The Whistler

A Poem by Anonymous

“You have heard,” said a youth to his sweetheart, who stood
     While he sat on a corn-sheaf, at daylight’s decline,
“You have heard of the Danish boy’s whistle of wood;
     I wish that the Danish boy’s whistle were mine!”

“And what would you do with it? tell me,” she said,
     While an arch smile play’d over her beautiful face.
“I would blow it,” he answered, “and then my fair maid
     Would fly to my side, and would there take her place.”

“Is that all you wish for? Why, that may be yours
     Without any magic,” the fair maiden cried;
“A favour so slight one’s good-nature secures;”
     And she playfully seated herself by his side.

“I would blow it again,” said the youth; “and the charm
     Would work so, that not even modesty’s check
Would be able to keep from my neck your white arm.”
     She smiled, and she laid her white arm round his neck.

“Yet once more I would blow, and the music divine
     Would bring me a third time an exquisite bliss
You would lay your fair cheek to this brown one of mine
     And your lips, stealing past it, would give me a kiss.”

The maiden laughed out in her innocent glee,
    “What a fool of yourself with the whistle you’d make!
For only consider how silly ‘twould be
    To sit there and whistle for what you might take.”


Two Fishers

A Poem by Anonymous

One morning when Spring was in her teens,
    A morn to a poet’s wishing,
All tinted in delicate pinks and greens,
    Miss Bessie and I went fishing.

I in my rough and easy clothes,
    With my face at the sun-tan’s mercy;
She with her hat tipped down to her nose,
    And her nose tipped, vice versa.

I with my rod, my reel, and my hooks,
    And a hamper for lunching recesses;
She with the bait of her comely looks,
    And the seine of her golden tresses.

So we sat us down on the sunny dike,
    Where the white pond-lilies teeter,
And I went to fishing like quaint old Ike,
    And she like Simon Peter.

All the noon I lay in the light of her eyes,
    And dreamily watched and waited,
But the fish were cunning and would not rise,
    And the baiter alone was baited.

And when the time of departure came,
    My bag hung flat as a flounder;
But Bessie had neatly hooked her game,
    A hundred-and-fifty-pounder.

The Ultimate Joy

A Poem by Anonymous

I have felt the thrill of passion in the poet’s mystic book
And I’ve lingered in delight to catch the rhythm of the brook;
I’ve felt the ecstasy that comes when prima donnas reach
For upper C and hold it in a long, melodious screech.
And yet the charm of all these blissful memories fades away
As I think upon the fortune that befell the other day,
As I bring to recollection, with a joyous, wistful sigh,
That I woke and felt the need of extra covers in July.

Oh, eerie hour of drowsiness – ’twas like a fairy spell,
That respite from the terrors we have known, alas, so well,
The malevolent mosquito, with a limp and idle bill,
Hung supinely from the ceiling, all exhausted by his chill.
And the early morning sunbeam lost his customary leer
And brought a gracious greeting and a prophecy of cheer;
A generous affability reached up from earth to sky,
When I woke and felt the need of extra covers in July.

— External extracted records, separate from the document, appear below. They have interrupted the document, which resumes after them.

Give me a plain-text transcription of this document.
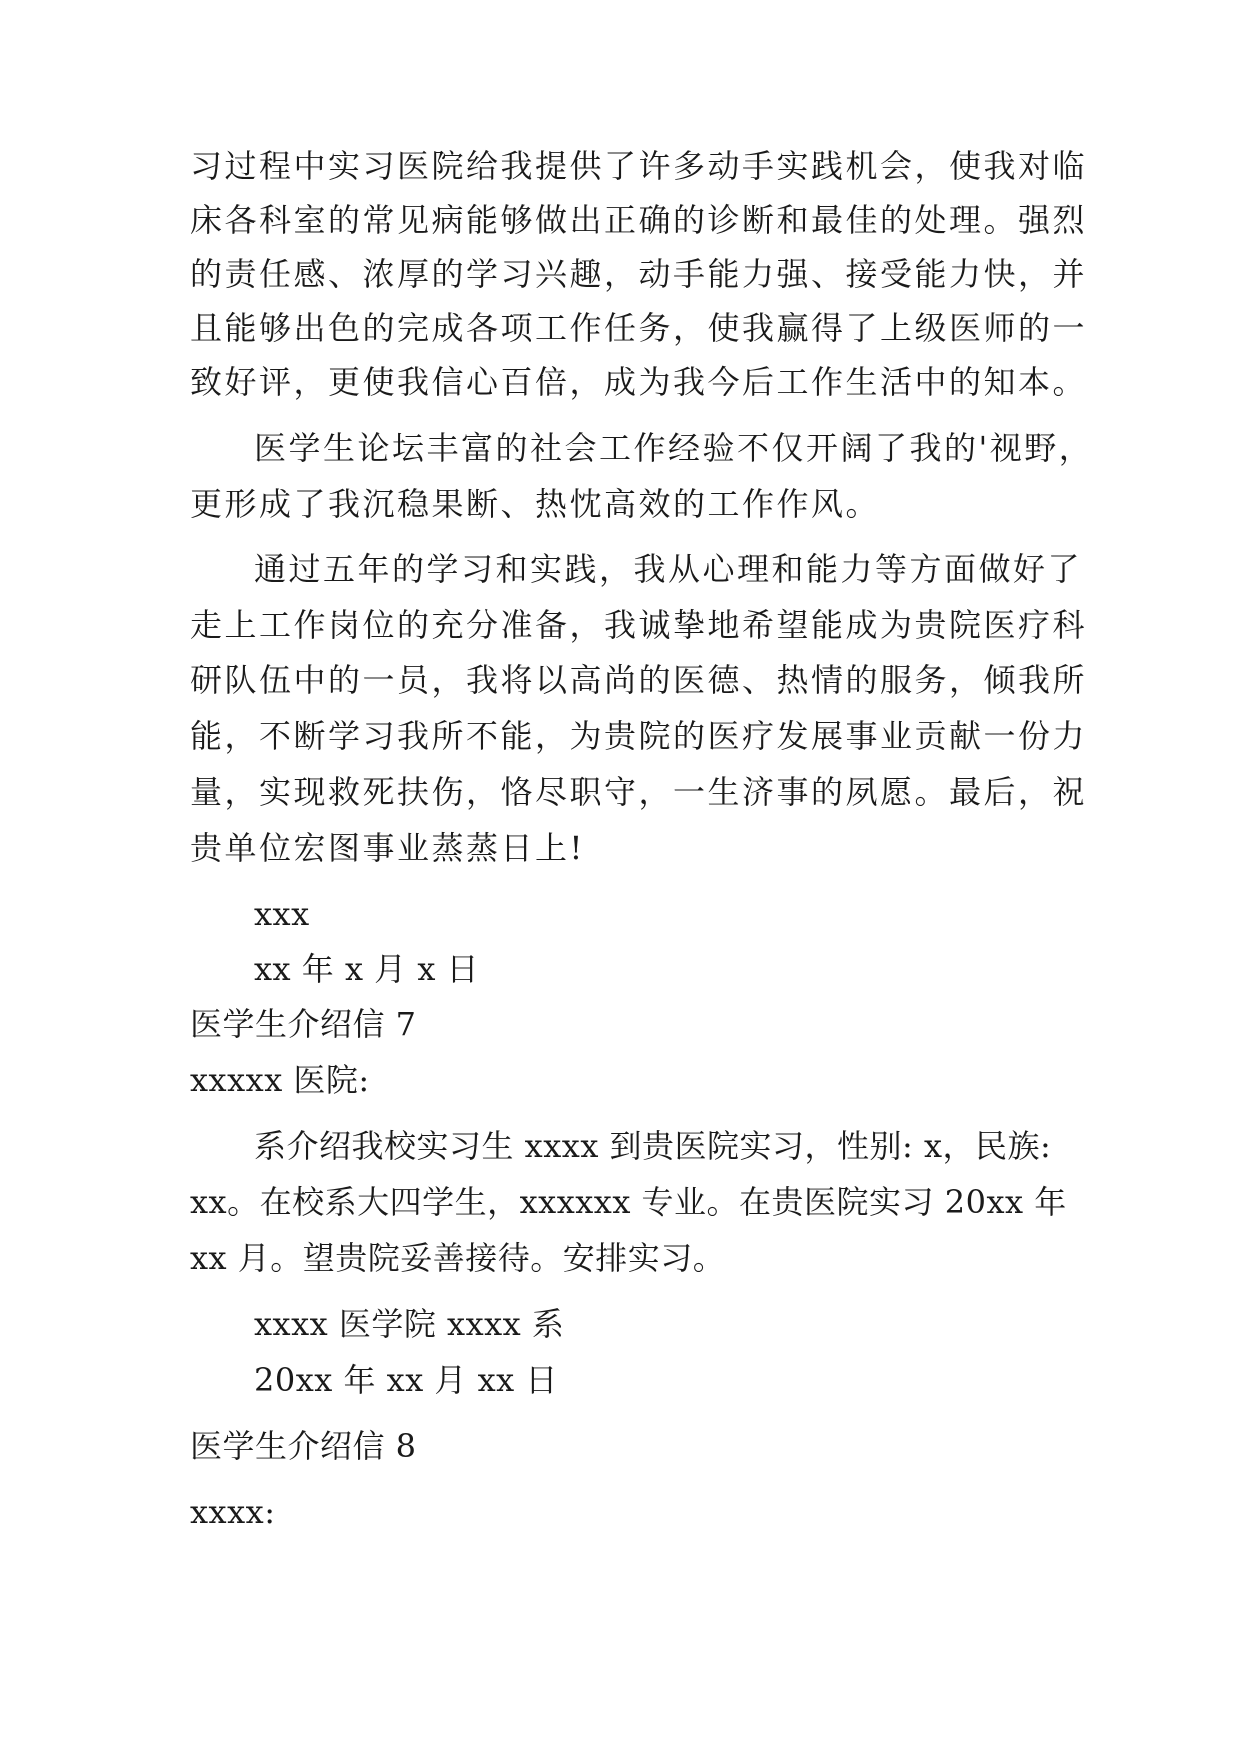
习过程中实习医院给我提供了许多动手实践机会，使我对临
床各科室的常见病能够做出正确的诊断和最佳的处理。强烈
的责任感、浓厚的学习兴趣，动手能力强、接受能力快，并
且能够出色的完成各项工作任务，使我赢得了上级医师的一
致好评，更使我信心百倍，成为我今后工作生活中的知本。
医学生论坛丰富的社会工作经验不仅开阔了我的'视野，
更形成了我沉稳果断、热忱高效的工作作风。
通过五年的学习和实践，我从心理和能力等方面做好了
走上工作岗位的充分准备，我诚挚地希望能成为贵院医疗科
研队伍中的一员，我将以高尚的医德、热情的服务，倾我所
能，不断学习我所不能，为贵院的医疗发展事业贡献一份力
量，实现救死扶伤，恪尽职守，一生济事的夙愿。最后，祝
贵单位宏图事业蒸蒸日上!
xxx
xx 年 x 月 x 日
医学生介绍信 7
xxxxx 医院:
系介绍我校实习生 xxxx 到贵医院实习，性别: x，民族:
xx。在校系大四学生，xxxxxx 专业。在贵医院实习 20xx 年
xx 月。望贵院妥善接待。安排实习。
xxxx 医学院 xxxx 系
20xx 年 xx 月 xx 日
医学生介绍信 8
xxxx:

In every life there comes a time of happiness supreme,
When joy becomes reality and not a glittering dream.
‘Tis less appreciated, but it’s worth a great deal more
Than tides which taken at their flood lead on to fortune’s shore.
How vain is Art’s illusion, and how potent Nature’s sway
When once in kindly mood she deigns to waft our woes away!
And the memory will cheer me, though all other pleasures fly,
Of how I woke and needed extra covers in July.